Aile hekimi tarafından Celal Bayar Üniversitesi Tıp Fakültesi Hastanesi’ne yönlendirilen Ağustoslu, yapılan ettkikler sonucu kötü tabloyla yüz yüze geldi. Altı aya yakın süre doktor doktor gezip ancak Mayıs 2010’da siroz tanısı konulan Ağustoslu, ilaç tedavisine alınırken, karaciğer nakli adayı olduğunu öğrendi. Ağustoslu, İzmir Kent Hastanesi’ne başvurup bekleme listesine adını yazdırırken, beklediği müjde geçen 30 Ocak akşamı geldi. İzmir’deki Buca Seyfi Demirsoy Devlet Hastanesi’nde menenjit nedeniyle beyin ölümü gerçekleşen işitme engelli Merve Eskici’nin karaciğerine uygun hasta olduğu belirlenen Ağustoslu, heyecanla geldiği İzmir Kent Hastanesi’nde operasyona alındı. Ağustoslu’ya talihsiz genç kızın karaciğeri, Doç. Dr. Murat Kılıç, Doç. Dr. Murat Zeytunlu, Prof. Dr. Mehmet Alper, Opr. Dr. Cahit Yılmaz ve Opr. Dr. Zafer Önen’den oluşan ekip tarafından nakledildi.

İKİNCİ YAŞAMA YENİ İMAJ

Başarılı geçen ameliyattan sonra, uzatıp at kuyruğu yaptığı saçlarını "Bakımını yapamayacağım" diyerek hastane odasında kestirip ikinci hayata farklı bir imajla giren Şafak Ağustoslu, yanından bir dakika ayrılmayan eşi 45 yaşındaki Zehra Ağustoslu’ya vasiyette bulundu. Nakil öncesinde de organ bağışının önemini bildiğini, o zaman da bağış kararı aldığını belirten Ağustoslu, "Ama artık sadece organlarım değil tüm bedenimi bağışlıyorum" diyerek şunları söyledi:

"Ne içki içerim, ne sigara. Şeker ve kolesterolüm normal. Hepatit B, C yok. Hep 'Demir eksikliği var' denildi, rutin tahliller yapıldı, başka bir şeyden şüphelenilmedi. Vücudum şiştikçe şişti, 'Kilo alıyorsun' dediler. Oysa kilo alacak kadar fazla yiyip içmiyordum. Üniversite hastanesinde bir hafta yattım, ödem gidince 140 kilodan 117 kiloya indim. Siroz vakaların yüzde 20’sinin nedeni bilinmiyormuş, ben de o gruptan çıktım. Doktorlarım nakil gerekeceğini söyledi. Ben her zaman organ bağışına duyarlıydım. Bağış kararım vardı. Hatta 15 yaşındaki oğlum Tanalp ile bunun önemini anlatan, insanların bağıştan kaçmasına sitem eden bir mini film çekip youtube’a koymuştuk. Benim de organa ihtiyacım vardı ve bir aile çıkıp bana yaşam hediyesi verdi. Bu aile sadece benim hayatımı değil ailemin de hayatını kurtardı. Çalışamayacak olsam dahi onların başında, onlarla birlikte olmam yeter. Bu insanlar bunu sağladı. Onlara dünyalar kadar, binlerce kez teşekkür etsem az, minnettarım. Parayla satın alınamayacak bir şey yaptılar."
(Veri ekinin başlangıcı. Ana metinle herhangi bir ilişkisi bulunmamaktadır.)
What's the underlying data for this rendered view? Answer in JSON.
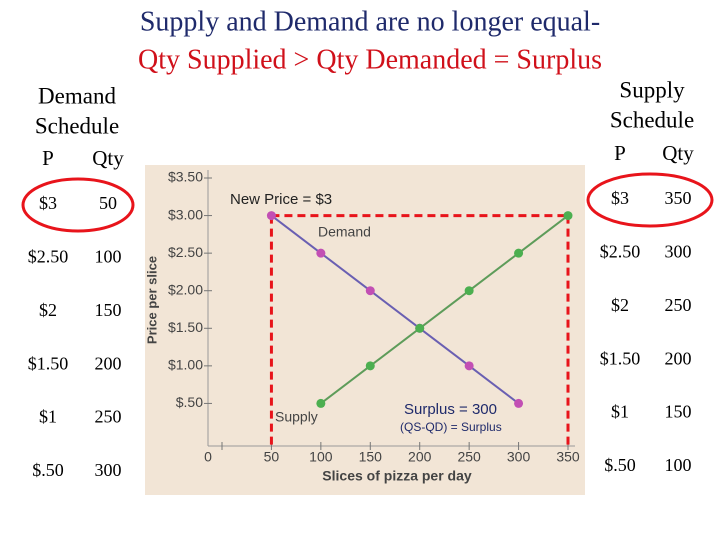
{
  "title": [
    "Supply and Demand are no longer equal-",
    "Qty Supplied > Qty Demanded = Surplus"
  ],
  "demand_schedule": {
    "title": [
      "Demand",
      "Schedule"
    ],
    "columns": [
      "P",
      "Qty"
    ],
    "rows": [
      [
        "$3",
        "50"
      ],
      [
        "$2.50",
        "100"
      ],
      [
        "$2",
        "150"
      ],
      [
        "$1.50",
        "200"
      ],
      [
        "$1",
        "250"
      ],
      [
        "$.50",
        "300"
      ]
    ]
  },
  "supply_schedule": {
    "title": [
      "Supply",
      "Schedule"
    ],
    "columns": [
      "P",
      "Qty"
    ],
    "rows": [
      [
        "$3",
        "350"
      ],
      [
        "$2.50",
        "300"
      ],
      [
        "$2",
        "250"
      ],
      [
        "$1.50",
        "200"
      ],
      [
        "$1",
        "150"
      ],
      [
        "$.50",
        "100"
      ]
    ]
  },
  "chart_data": {
    "type": "line",
    "x_label": "Slices of pizza per day",
    "y_label": "Price per slice",
    "x": [
      50,
      100,
      150,
      200,
      250,
      300,
      350
    ],
    "series": [
      {
        "name": "Demand",
        "color": "#6a5fb2",
        "marker_color": "#c24fb4",
        "values": [
          3,
          2.5,
          2,
          1.5,
          1,
          0.5,
          null
        ]
      },
      {
        "name": "Supply",
        "color": "#5e9c5a",
        "marker_color": "#4caf50",
        "values": [
          null,
          0.5,
          1,
          1.5,
          2,
          2.5,
          3
        ]
      }
    ],
    "xlim": [
      0,
      350
    ],
    "ylim": [
      0,
      3.5
    ],
    "xticks": [
      0,
      50,
      100,
      150,
      200,
      250,
      300,
      350
    ],
    "yticks": [
      {
        "value": 0.5,
        "label": "$.50"
      },
      {
        "value": 1,
        "label": "$1.00"
      },
      {
        "value": 1.5,
        "label": "$1.50"
      },
      {
        "value": 2,
        "label": "$2.00"
      },
      {
        "value": 2.5,
        "label": "$2.50"
      },
      {
        "value": 3,
        "label": "$3.00"
      },
      {
        "value": 3.5,
        "label": "$3.50"
      }
    ],
    "annotations": [
      "New Price = $3",
      "Surplus = 300",
      "(QS-QD) = Surplus"
    ]
  }
}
Öldükten sonra kendi organlarının ve vücudunun da başkalarına hayat versin istediğini belirten Şafak Ağustoslu, "Sadece organlarımı değil her şeyimi bağışlıyorum. Artık yüz nakli de yapılıyor, kol bacak da. Yüzümü, kollarımı, bacaklarımı da alsınlar. Eskiden ben organlar alındıktan sonra cenazenin aileye torba gibi verildiğini sanıyordum. Artık yüzün, kol, bacağın yerine bile protez takılıyor. Ailem benimle bağıştan önce vedalaşıp beni öyle hatırlasınlar. Bu kararımı vasiyet kabul etsinler" dedi.